What's more, a declining stock price combined with significant stock-based compensation can lead to further share dilution for existing shareholders. That's bad news for everyone with a stake in the company, employee or not.
Image source: Snap.
Stock-based compensation addictions
Snap paid out $2.6 billion in stock-based compensation last year. A lot of that comprised rewards to engineers and other personnel when the company made its IPO.
Even taking a step back in 2018, the company has paid out $289.6 million in stock-based compensation through the first six months of the year. That said, second-quarter stock-based compensation fell to $156.4 million from $245 million last year. The drop in stock-based compensation, however, has more to do with Snap's accounting method combined with the slide in head count than it does with any concerted effort to reduce stock-based compensation.
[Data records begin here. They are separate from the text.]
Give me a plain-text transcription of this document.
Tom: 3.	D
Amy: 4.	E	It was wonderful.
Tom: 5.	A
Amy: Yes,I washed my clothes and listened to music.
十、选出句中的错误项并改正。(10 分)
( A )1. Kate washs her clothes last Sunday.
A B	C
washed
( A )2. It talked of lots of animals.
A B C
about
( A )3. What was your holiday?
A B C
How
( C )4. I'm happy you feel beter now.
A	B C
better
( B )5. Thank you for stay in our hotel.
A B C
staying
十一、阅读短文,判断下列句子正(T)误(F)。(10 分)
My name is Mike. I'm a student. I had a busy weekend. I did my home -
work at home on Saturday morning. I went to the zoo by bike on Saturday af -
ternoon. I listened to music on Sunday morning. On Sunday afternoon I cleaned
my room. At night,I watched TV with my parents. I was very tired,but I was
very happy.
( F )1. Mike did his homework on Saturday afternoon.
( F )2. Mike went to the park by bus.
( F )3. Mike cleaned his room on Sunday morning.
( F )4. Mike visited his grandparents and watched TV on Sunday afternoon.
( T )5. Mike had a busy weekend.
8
At its current pace, Snap is on par with the stock-based compensation Twitter (NYSE: TWTR) was paying out in 2016 before it took steps to cut back on stock grants as part of its compensation. Interestingly, Twitter faced the same problem Snap currently faces as its stock price tanked in 2016. The company was able to turn things around by cutting its workforce (a measure Snap has already taken) and reducing its reliance on stock-based compensation. Today, it's reporting profits on a GAAP basis, and stock-based compensation continues to decline.
Many in Snap's workforce received shares last year that vest over several years. The compensation they thought they received is now about half as valuable as it was. That's not great for employee morale.